Thursday, April 22, 2010

Field Music- Field Music (Measure)

“Too much of a good thing” has taken on a different connotation in the age of digital music, since you can line up the entire discography of a band and listen straight through without having to lift a finger once you click 'play.' On one hand, our attention span and willingness to listen to an album as a singular work has decreased greatly: it's too tempting to cherrypick your favorite songs and make your own playlist or mix CD. On the other hand, it's become easier than ever to listen to music at any time, so giving a new release your proper attention and patience is more likely to happen. Similarly, it's easier to listen to a band's output as one long block, or to skip around for comparing and contrasting. Thus, bands releasing long albums is a different matter now, since if they're listened to in the context of the rest of the band's discography, it all becomes one long mass of music and not so discrete and self contained.

Why do I bring all of this up? Well, it's something I've been thinking a lot about while listening to and writing reviews of Joanna Newsom's Have One On Me and Field Music's Field Music (Measure). Both are long releases, with the former being a triple album and the latter a double. The huge difference is that Joanna Newsom's release suffers from inconsistency and monotonous-ness while Field Music's problem is that it's too much of a good thing. Perhaps most listeners won't see that as a problem, but I do. At least in this case.

2007's Tones Of Town was a tight and focused album, heavily influenced by 60s pop/rock. Tracks like 'A House Is Not A Home' and 'Working To Work' contained hooks that creep up in your subconscious mind at random times, causing you to hum and tap a hard surface while waiting somewhere for something or someone, or to stumble over the lyrics while singing in the shower. Field Music (Measure), then, is the band's double album heavily indebted to 70s music, specifically AOR classic rock. The songs are much more guitar led and often feature crunchy riffs and licks, totally making the listener forget that the band is led by Scottish brothers who look more like impossibly skinny coffee shop baristas than rock stars. 'Each Time Is A New Time' has a grooving guitar and drums interplay that seems more akin to a White Stripes cover of a 70s staple than anything else. Also, the funky, lurching 'Let's Write A Book' kind of reminds me of David Bowie taking a detour in the land of the Fiery Furnaces circa Widow City, their take on 70s music.
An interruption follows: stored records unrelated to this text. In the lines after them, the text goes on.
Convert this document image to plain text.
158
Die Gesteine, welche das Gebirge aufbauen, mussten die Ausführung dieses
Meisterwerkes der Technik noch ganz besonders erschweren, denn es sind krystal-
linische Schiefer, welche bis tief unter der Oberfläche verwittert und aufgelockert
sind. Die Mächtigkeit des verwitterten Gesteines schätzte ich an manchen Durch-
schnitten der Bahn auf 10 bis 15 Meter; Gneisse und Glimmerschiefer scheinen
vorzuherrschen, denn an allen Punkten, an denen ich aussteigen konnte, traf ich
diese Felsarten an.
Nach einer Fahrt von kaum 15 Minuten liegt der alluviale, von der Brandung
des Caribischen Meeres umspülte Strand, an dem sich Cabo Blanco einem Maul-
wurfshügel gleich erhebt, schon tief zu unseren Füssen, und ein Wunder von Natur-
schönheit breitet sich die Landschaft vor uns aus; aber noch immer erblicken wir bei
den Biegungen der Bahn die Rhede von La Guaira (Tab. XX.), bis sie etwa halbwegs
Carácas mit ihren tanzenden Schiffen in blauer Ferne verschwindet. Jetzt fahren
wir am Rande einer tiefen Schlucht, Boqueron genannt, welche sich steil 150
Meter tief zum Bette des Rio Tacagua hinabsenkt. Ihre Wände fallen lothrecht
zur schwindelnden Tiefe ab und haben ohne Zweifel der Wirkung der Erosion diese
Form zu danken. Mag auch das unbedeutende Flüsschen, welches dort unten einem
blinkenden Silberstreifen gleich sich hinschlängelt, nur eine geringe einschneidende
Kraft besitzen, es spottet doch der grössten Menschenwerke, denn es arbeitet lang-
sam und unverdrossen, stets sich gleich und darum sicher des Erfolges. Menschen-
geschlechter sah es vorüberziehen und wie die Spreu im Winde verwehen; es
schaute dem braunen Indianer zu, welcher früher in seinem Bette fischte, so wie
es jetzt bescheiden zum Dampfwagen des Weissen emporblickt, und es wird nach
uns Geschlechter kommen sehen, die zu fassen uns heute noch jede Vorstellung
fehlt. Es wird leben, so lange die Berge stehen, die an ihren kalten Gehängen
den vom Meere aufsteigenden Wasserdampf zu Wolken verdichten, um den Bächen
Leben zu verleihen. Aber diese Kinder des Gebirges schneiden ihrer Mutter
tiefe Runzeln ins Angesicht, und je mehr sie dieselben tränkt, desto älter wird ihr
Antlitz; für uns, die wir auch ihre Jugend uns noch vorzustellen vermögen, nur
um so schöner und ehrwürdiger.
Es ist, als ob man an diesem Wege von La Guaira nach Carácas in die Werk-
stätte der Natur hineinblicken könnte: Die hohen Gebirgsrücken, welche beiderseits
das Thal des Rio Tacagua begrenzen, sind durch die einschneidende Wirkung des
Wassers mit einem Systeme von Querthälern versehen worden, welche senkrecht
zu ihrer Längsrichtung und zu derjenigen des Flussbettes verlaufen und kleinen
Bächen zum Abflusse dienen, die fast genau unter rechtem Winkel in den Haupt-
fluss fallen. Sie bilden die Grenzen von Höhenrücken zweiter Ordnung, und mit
That said, the album's second half (or second disc, if you prefer) goes more toward the arty side of 70s music. 'Curves Of The Needle' is a mini-prog rock experiment, alternating near silent piano balladry with restrained full band bursts. 'Precious Plans' sounds like a calm, pastoral interlude on a double album by, say, The Who or Pink Floyd, complete with string section. Speaking of Floyd, their shadow is cast on 'Something Familiar', most evidently at the 2:00 mark, which even has a loping piano line and extended guitar solo (I guess you'd call it a solo) that has David Gilmour written all over it. Album closer 'It's About Time' is the most arty track of all, however, since it starts off sounding like a typically great lead in to a Field Music song but unfortunately then spends most of its 9+ minute length in tedious musique concrete punctuated by string section stabs from time to time and eventually complete silence...and then goes back to musique concrete. It's an unfulfilling and questionable ending to an otherwise consistently enjoyable album, and makes The Beatles's 'Revolution #9' seem like a work of engaging songwriting.
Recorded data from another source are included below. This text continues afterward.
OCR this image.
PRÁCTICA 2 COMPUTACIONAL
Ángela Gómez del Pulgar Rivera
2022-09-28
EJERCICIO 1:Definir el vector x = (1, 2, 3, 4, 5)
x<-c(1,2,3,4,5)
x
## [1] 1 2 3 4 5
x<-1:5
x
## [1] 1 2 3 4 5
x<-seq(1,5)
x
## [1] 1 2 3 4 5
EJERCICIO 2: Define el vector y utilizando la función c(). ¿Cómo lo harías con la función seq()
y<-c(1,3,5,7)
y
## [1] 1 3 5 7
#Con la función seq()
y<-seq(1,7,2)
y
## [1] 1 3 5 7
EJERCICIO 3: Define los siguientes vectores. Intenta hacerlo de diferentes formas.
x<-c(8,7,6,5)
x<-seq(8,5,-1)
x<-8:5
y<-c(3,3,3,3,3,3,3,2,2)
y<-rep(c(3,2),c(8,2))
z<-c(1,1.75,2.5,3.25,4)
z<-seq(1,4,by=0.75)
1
But there's still that matter of “too much of a good thing.” For most listeners, the reason they might like this one less than Tones Of Town will be due more to the shift in sound from taut, memorable 60s style pop/rock tunes to 70s classic rock swagger and arty AOR. For me, though, it's more about the digestibility of a double album, though I do also prefer the poppier style of Tones. Yes, you could argue that most bands can feel like too much of a good thing when you listen to all their albums from end to end, but there's some other X element beyond the stylistic change and too-much-of-a-good-thing-ness that makes me enjoy Field Music (Measure) less than I probably should. It's something about the songs themselves and the way they're played and orchestrated. The arrangements and playing are deceptively complex while sounding uncluttered and simple, so the songs are melodious and enjoyable but not as outright catchy and addictive as Tones Of Town. But even then, I'm not sure that's the X element I feel when I listen to it...But I digress.

Listened to in the context of the rest of their releases in one long block, Field Music (Measure) is a perfectly fine and consistently excellent release. But taken on its own, it's an exhausting listen that leaves me restless a bit of the way into the second half (or second disc, if you prefer). Whatever that X element is that I can't put my finger on doesn't really matter, I suppose, since sometimes you just don't like something as much as you want to. It's how I still feel about Alien 3 after half a dozen viewings over almost as many years.